Pendant la bataille, combattant un Nightgaunt, Sandy se fit blesser, elle s’écroula au sol. Des cultistes vinrent la capturer, elle était leur chef, ils ne voulaient pas la tuer trop vite.

Sous ses yeux, impuissante, elle vit Antonio se faire étriper par une de ces créatures, puis ce fut le tour de Sara, torturée par deux autres cultistes. Finalement, ses bourreaux s’en prirent à elle : ils lui arrachèrent un œil et la regardèrent agoniser au sol en la ruant de coups.

Sandy ne se pardonnerait jamais ce massacre. Si elle n’avait pas mêler le gang à ses affaires personnelles, tout cela ne serait jamais arrivé. Puis, elle avait clairement sous-estimer leur ennemi.

Que pouvaient des humains face à des corrompus ayant vendu leur âme aux Anciens ?

Au sein de sa douleur, elle repensa à John. Elle se rendit compte à quel point il était mille fois un meilleur chef qu’elle ne l’avait été. Il avait du sang-froid et, même lorsqu’ils étaient tombé dans leur premier piège, il avait su prendre les choses en main et organiser la retraite.

Elle avait complètement échoué. Elle ne pouvait revenir en arrière, il était déjà trop tard. La bataille était perdu. En fait, ce n’était même pas une bataille, juste une hécatombe : les cadavres gisaient partout et ceux qui n’étaient pas encore morts souffraient des tortures de leurs ennemis.

Sandy se mit à douter de l’humanité des cultistes : peut-être que leurs corps étaient possédés par les Anciens, pensa-t-elle en se sentant mourir lentement.

Cette noirceur… Ce mal… il ne pouvait être enfoui dans le cœur des hommes. C’était impossible.

Finalement, il ne restait plus qu’elle. « Le capitaine est le dernier à quitter le navire ». Et de même, le chef de gang est le dernier à tomber, tel semblait être les intentions des cultistes.

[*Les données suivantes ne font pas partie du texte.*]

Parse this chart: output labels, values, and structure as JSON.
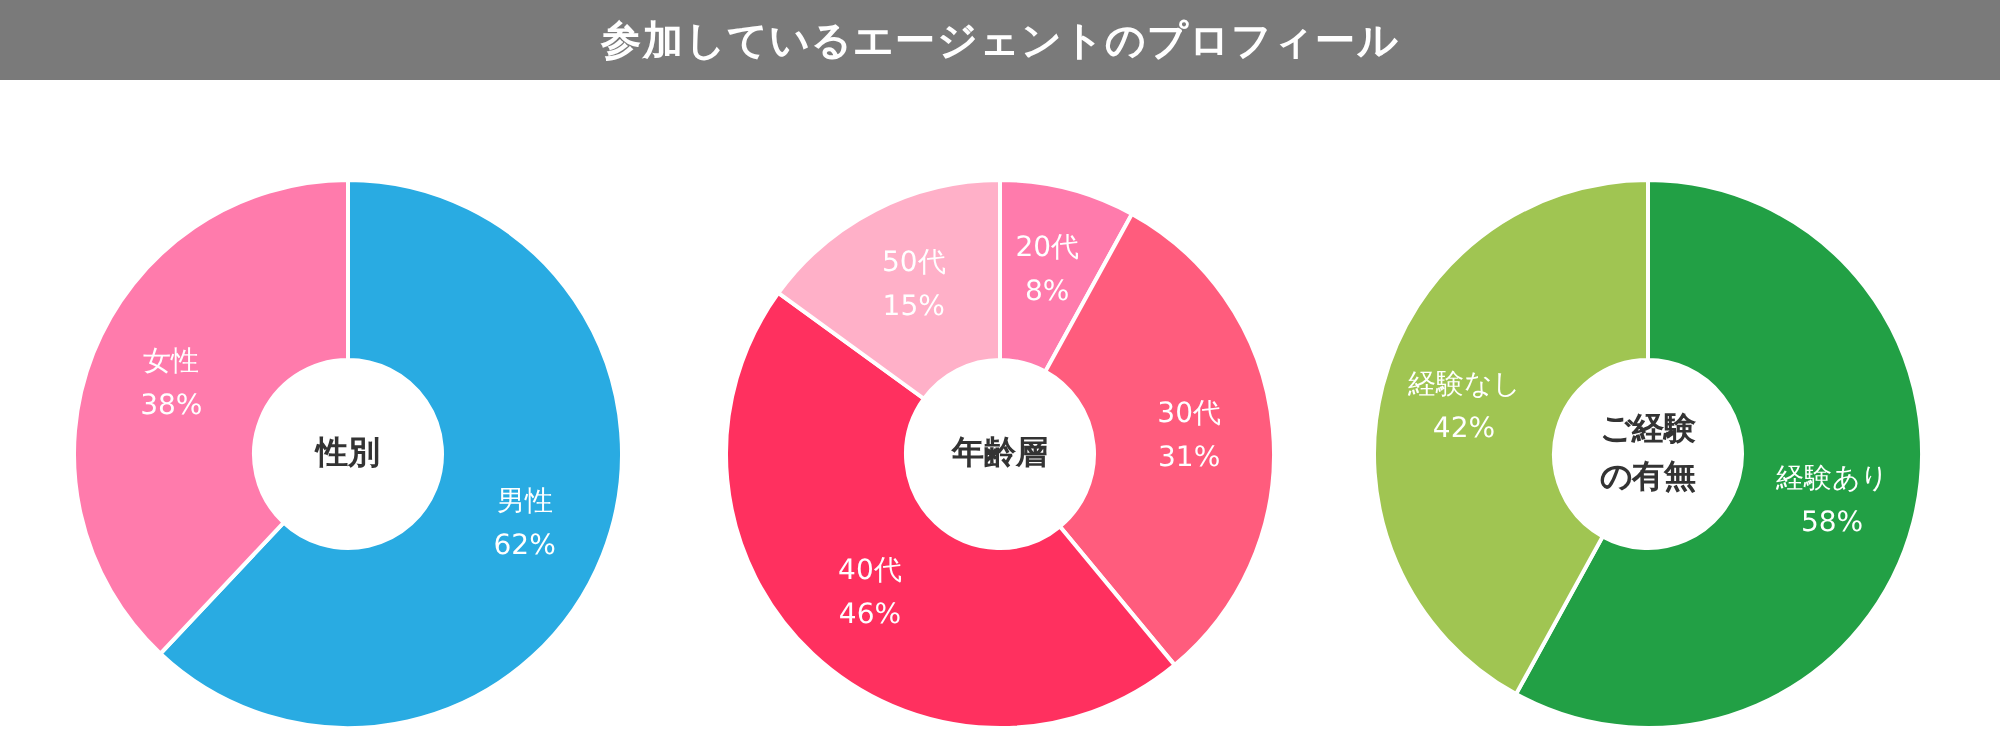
{
  "chart_data": [
    {
      "type": "other",
      "title": "参加しているエージェントのプロフィール"
    },
    {
      "type": "donut",
      "title": "性別",
      "categories": [
        "男性",
        "女性"
      ],
      "values": [
        62,
        38
      ],
      "value_labels": [
        "62%",
        "38%"
      ],
      "colors": [
        "#29abe2",
        "#ff7bac"
      ]
    },
    {
      "type": "donut",
      "title": "年齢層",
      "categories": [
        "20代",
        "30代",
        "40代",
        "50代"
      ],
      "values": [
        8,
        31,
        46,
        15
      ],
      "value_labels": [
        "8%",
        "31%",
        "46%",
        "15%"
      ],
      "colors": [
        "#ff7bac",
        "#ff5c7d",
        "#ff305f",
        "#ffb0c8"
      ]
    },
    {
      "type": "donut",
      "title": "ご経験の有無",
      "categories": [
        "経験あり",
        "経験なし"
      ],
      "values": [
        58,
        42
      ],
      "value_labels": [
        "58%",
        "42%"
      ],
      "colors": [
        "#22a045",
        "#a0c552"
      ]
    }
  ]
}
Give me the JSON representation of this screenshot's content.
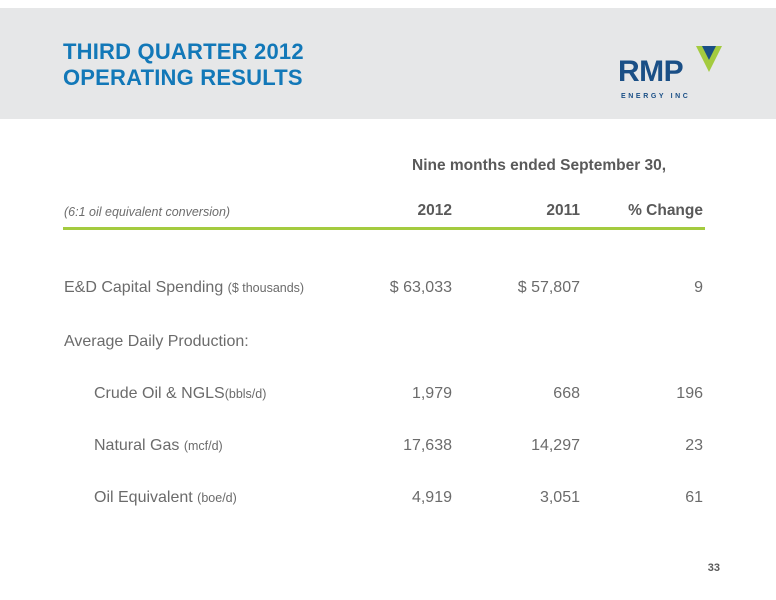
{
  "header": {
    "title_line1": "THIRD QUARTER 2012",
    "title_line2": "OPERATING RESULTS",
    "logo_main": "RMP",
    "logo_sub": "ENERGY INC"
  },
  "table": {
    "period_header": "Nine months ended September 30,",
    "note": "(6:1 oil equivalent conversion)",
    "col_2012": "2012",
    "col_2011": "2011",
    "col_change": "% Change",
    "rows": [
      {
        "label": "E&D Capital Spending ",
        "unit": "($ thousands)",
        "v2012": "$ 63,033",
        "v2011": "$ 57,807",
        "change": "9"
      },
      {
        "label": "Average Daily Production:",
        "unit": "",
        "v2012": "",
        "v2011": "",
        "change": ""
      },
      {
        "label": "Crude Oil & NGLS",
        "unit": "(bbls/d)",
        "v2012": "1,979",
        "v2011": "668",
        "change": "196"
      },
      {
        "label": "Natural Gas ",
        "unit": "(mcf/d)",
        "v2012": "17,638",
        "v2011": "14,297",
        "change": "23"
      },
      {
        "label": "Oil Equivalent ",
        "unit": "(boe/d)",
        "v2012": "4,919",
        "v2011": "3,051",
        "change": "61"
      }
    ]
  },
  "page_number": "33",
  "colors": {
    "title_blue": "#1278b8",
    "logo_navy": "#1a4f86",
    "logo_green": "#a4cb3f",
    "rule_green": "#a4cb3f",
    "header_gray": "#e6e7e8"
  }
}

Soudain, alors que les deux cultistes la relevèrent pour l’amener ailleurs, elle se mit à rire. C’était un rire dément. Son esprit commençait à s’ébrécher.

A cet instant, ses prières se tournèrent vers les dieux sombres. Puisqu’ils étaient la source du pouvoir de ses ennemis, elle l’aurait à son tour et les terrasserait les uns après les autres, de manière encore plus sauvage qu’ils ne l’avaient fait.

Fort heureusement, elle n’eut pas le temps d’aller plus loin.

Des tirs commencèrent à arroser l’endroit, mettant en pièce sans difficulté les Nightgaunt, brisant les barrières magiques des cultistes et réduisant en bouillie chacun d’eux.

Leur défense fut vaine, ils furent tous écrasés, tout aussi impuissants que ne l’avait été le gang de Sandy quelques heures auparavant.

Cet ange de la mort qui avait fait suite aux prières de Sandy se nommait Jessica Whitestone, elle n’était pas un Ancien, mais une magical wargirl. L’image de Jessica et des deux autres filles qui flottaient dans les airs, avec pour fond un ciel rouge sang, s’imprima dans ses rétines avant qu’elle ne sombre dans l’inconscience.

Quelques jours s’étaient écoulés.

A son réveil, le monde avait changé.

En réalité, c’était toujours le même monde pourrit jusqu’à la moelle, injuste et brutal. C’était simplement son regard qui avait changé. Perdre son œil lui avait offert une nouvelle approche. Elle n’était plus éblouie par les illusions que tout le monde superposait au réel.

Elle était dans une clinique. Elle ignorait où.

Elle reconnut un visage, celui de l’ange de la mort. Elle afficha un sourire en coin et chercha à bouger son bras, mais la douleur qu’elle ressentit la fit se raviser.

— Je… J’sais pas qui t’es. J’connais pas ton nom, mais… S’il te plait, par tous les dieux et saints du ciel, aide-moi à me venger ! Je… j’vais les étriper tous ces putains de sorciers… jusqu’au dernier !

Le médecin et Jessica l’observèrent un instant en silence. Puis, cette dernière finit par prendre la parole :

— Docteur Rivers, pourriez-vous nous laisser quelques instants ?

— Bien sûr, Mademoiselle Whitestone. Je pense que la patiente n’est plus en danger, mais par précaution il serait bon qu’elle reste à l’hôpital encore deux semaines environ.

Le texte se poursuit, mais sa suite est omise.